Cabin

Look, okay, with the benefit of hindsight, I probably shouldn’t have booked the cabin at all. I’m a camping kind of guy, not a glamper or whatever they call it, but the girls didn’t want to sleep in a tent on a cold night in Michigan, and I thought, “What’s the worst thing that could happen?”, and, let me tell you, if I knew then what I know now, I would have answered that question very differently. 

We really should’ve just gone camping, though. 

Who keeps a book that opens a portal to hell in an AirBnB? Like, this, specifically, seems like the kind of thing you don’t want your guests to screw around with. Safes aren’t even that expensive now, we have some Safe Home 25 models at S-Mart that are, like, a hundred bucks, and those come with our reliable S-Mart Guarantee. Books bound in human skin are really rare, you know? They’re super expensive! Why would you just leave one lying around a house you’re renting out to strangers? Who does that? I honestly can’t believe it was even there, you’d think some previous guest would’ve stolen it long before now. I mean, the place had good reviews, it’s not like the book ate every guest.

I’m sure you’ve heard all the gory details by now, but I’m going to tell you something. The ax thing? I know that sounds like it was excessive, but, listen, you weren’t there. Everybody was already on edge, I mean, shit, we had to lock my own sister in the basement. I know people think Scott overreacted, but what are you going to do? Until you’ve seen a possessed, decapitated head tell you that you’re going to die, I feel like you don’t really get to judge what someone does when they do, you know? 

Fuck camping, we should have just gone to a hotel, man. I saw some package deal for Cabo that was definitely more expensive, but it was one of those inclusive joints where you can drink pitchers of margaritas and eat shitty tacos by the pool. But noooo, I just had to go hiking in the woods. Idiot.

So, anyway, yeah, what you’ve heard was true. I lost my best friend, my sister, and my girlfriend to those things. We kept thinking that all we needed to do was hold out until dawn, and I was able to do that, but they weren’t. I don’t like to talk about it very much, it was a long time ago, and it’s still hard to think about it. 

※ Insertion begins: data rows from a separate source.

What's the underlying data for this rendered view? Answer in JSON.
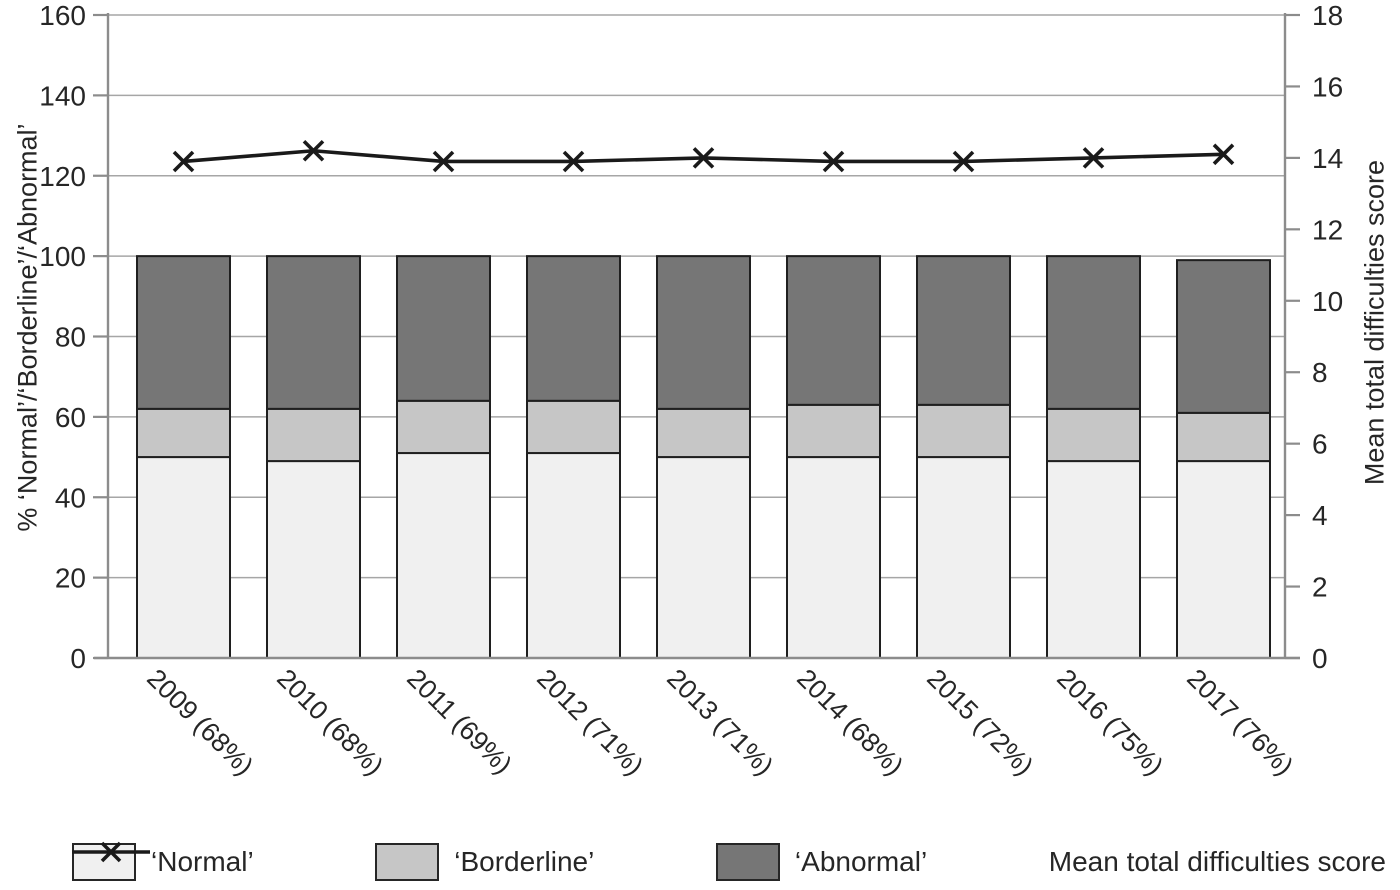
{
  "chart_data": {
    "type": "bar",
    "subtype": "stacked-bar-with-line",
    "title": "",
    "categories": [
      "2009 (68%)",
      "2010 (68%)",
      "2011 (69%)",
      "2012 (71%)",
      "2013 (71%)",
      "2014 (68%)",
      "2015 (72%)",
      "2016 (75%)",
      "2017 (76%)"
    ],
    "series": [
      {
        "name": "‘Normal’",
        "type": "bar",
        "axis": "left",
        "color": "#f0f0f0",
        "values": [
          50,
          49,
          51,
          51,
          50,
          50,
          50,
          49,
          49
        ]
      },
      {
        "name": "‘Borderline’",
        "type": "bar",
        "axis": "left",
        "color": "#c6c6c6",
        "values": [
          12,
          13,
          13,
          13,
          12,
          13,
          13,
          13,
          12
        ]
      },
      {
        "name": "‘Abnormal’",
        "type": "bar",
        "axis": "left",
        "color": "#767676",
        "values": [
          38,
          38,
          36,
          36,
          38,
          37,
          37,
          38,
          38
        ]
      },
      {
        "name": "Mean total difficulties score",
        "type": "line",
        "axis": "right",
        "color": "#1a1a1a",
        "marker": "x",
        "values": [
          13.9,
          14.2,
          13.9,
          13.9,
          14.0,
          13.9,
          13.9,
          14.0,
          14.1
        ]
      }
    ],
    "left_axis": {
      "label": "% ‘Normal’/‘Borderline’/‘Abnormal’",
      "min": 0,
      "max": 160,
      "ticks": [
        0,
        20,
        40,
        60,
        80,
        100,
        120,
        140,
        160
      ]
    },
    "right_axis": {
      "label": "Mean total difficulties score",
      "min": 0,
      "max": 18,
      "ticks": [
        0,
        2,
        4,
        6,
        8,
        10,
        12,
        14,
        16,
        18
      ]
    },
    "grid": true,
    "legend_position": "bottom",
    "bar_stack_totals": [
      100,
      100,
      100,
      100,
      100,
      100,
      100,
      100,
      99
    ]
  },
  "legend": {
    "items": [
      {
        "label": "‘Normal’",
        "swatch": "#f0f0f0",
        "marker": "box"
      },
      {
        "label": "‘Borderline’",
        "swatch": "#c6c6c6",
        "marker": "box"
      },
      {
        "label": "‘Abnormal’",
        "swatch": "#767676",
        "marker": "box"
      },
      {
        "label": "Mean total difficulties score",
        "swatch": "#1a1a1a",
        "marker": "x-line"
      }
    ]
  },
  "colors": {
    "normal_fill": "#f0f0f0",
    "borderline_fill": "#c6c6c6",
    "abnormal_fill": "#767676",
    "bar_border": "#1f1f1f",
    "line_color": "#1a1a1a",
    "grid_color": "#a6a6a6",
    "axis_color": "#8c8c8c",
    "text_color": "#262626"
  }
}
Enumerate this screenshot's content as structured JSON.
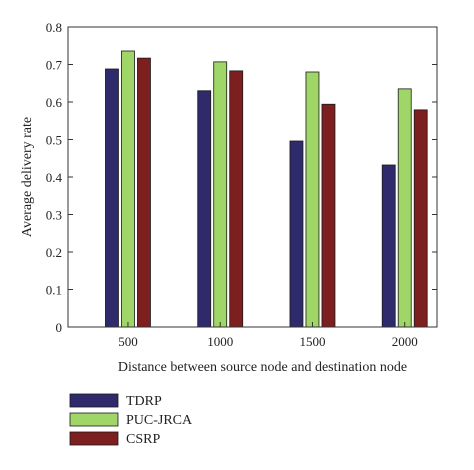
{
  "chart_data": {
    "type": "bar",
    "xlabel": "Distance between source node and destination node",
    "ylabel": "Average delivery rate",
    "categories": [
      "500",
      "1000",
      "1500",
      "2000"
    ],
    "ylim": [
      0,
      0.8
    ],
    "yticks": [
      "0",
      "0.1",
      "0.2",
      "0.3",
      "0.4",
      "0.5",
      "0.6",
      "0.7",
      "0.8"
    ],
    "grid": false,
    "legend_position": "bottom-left",
    "series": [
      {
        "name": "TDRP",
        "color": "#2e2a6b",
        "values": [
          0.688,
          0.63,
          0.496,
          0.432
        ]
      },
      {
        "name": "PUC-JRCA",
        "color": "#9fd667",
        "values": [
          0.736,
          0.707,
          0.68,
          0.635
        ]
      },
      {
        "name": "CSRP",
        "color": "#7e1f1f",
        "values": [
          0.717,
          0.683,
          0.594,
          0.579
        ]
      }
    ]
  }
}
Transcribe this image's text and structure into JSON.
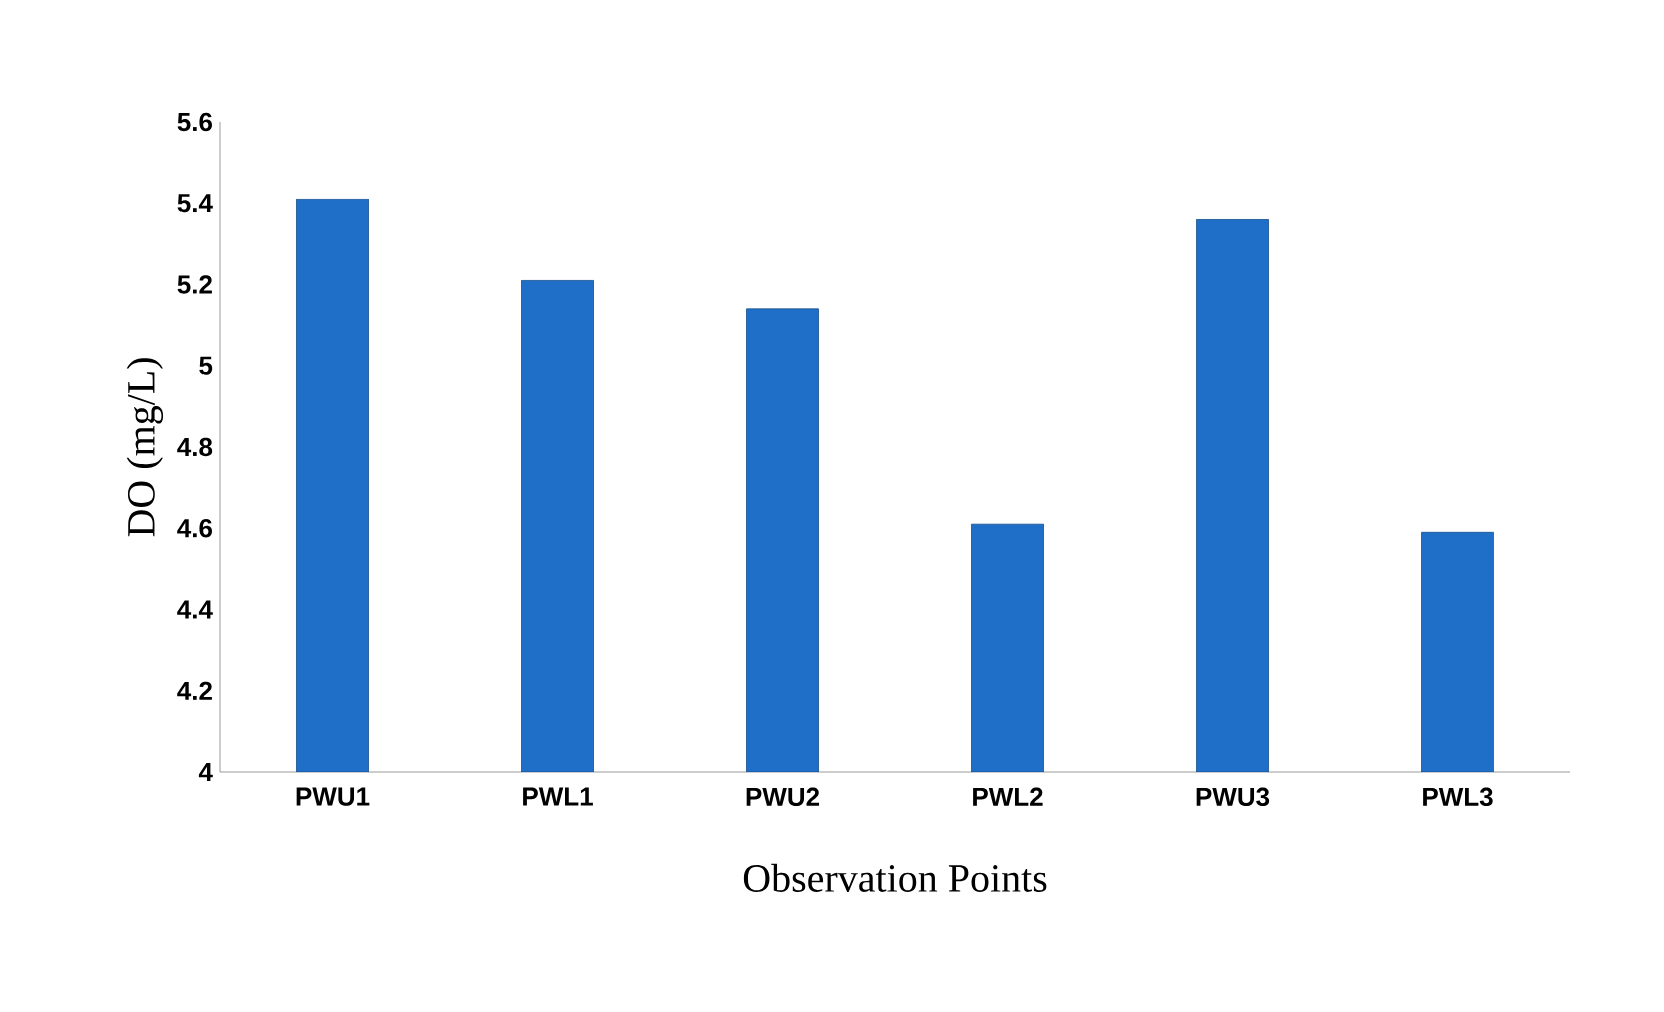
{
  "chart_data": {
    "type": "bar",
    "xlabel": "Observation Points",
    "ylabel": "DO (mg/L)",
    "categories": [
      "PWU1",
      "PWL1",
      "PWU2",
      "PWL2",
      "PWU3",
      "PWL3"
    ],
    "values": [
      5.41,
      5.21,
      5.14,
      4.61,
      5.36,
      4.59
    ],
    "color": "#1f6fc8",
    "ylim": [
      4,
      5.6
    ],
    "yticks": [
      4,
      4.2,
      4.4,
      4.6,
      4.8,
      5,
      5.2,
      5.4,
      5.6
    ],
    "grid": false
  }
}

Actually, that’s wrong, it will happen a long time in the future. I mean, whatever, you don’t even know what I’m talking about, all this doesn’t happen for a thousand more years. You don’t even know what an AirBnB is. Hell, you probably don’t even know what a cabin is. Right now, there are, like, maybe 50 books in the world, and none of you screwheads are ever going to be able to read a single one of them. Arthur C. Clarke had that thing about sufficiently advanced technology being indistinguishable from magic, and, boy, he got that right, all of you think I’m some kind of demon hunting wizard just because I was able to bolt a Homelite XL-12 to my stump. I don’t even know what I’m going to do when I run out of gas, I’m not even sure gas exists in this garbage dump yet. How long does it take dinosaurs to turn into gas? Why am I asking you, you don’t know what dinosaurs or gas are. Do you even know what the future is?

This sucks, man, this isn’t even my fault. Sure, I’m the one that opened up the book, but it’s not like I knew what was going to happen. Who expects a stupid book to open up a portal to hell? All I wanted to do was hang out with my friends, bang my girlfriend and get some hiking in, and now, look at me, I’m stuck here with all of you losers, fighting off demons that even I can’t understand while all of you peasants treat me like some kind of minor god, which, to be perfectly honest with you, is a lot more awkward than any of you seem to realize. All I want to do is get back home and go back to my normal life and my normal job at the store. That’s it. 

Anyway, with the benefit of hindsight, I probably shouldn’t have booked the cabin at all.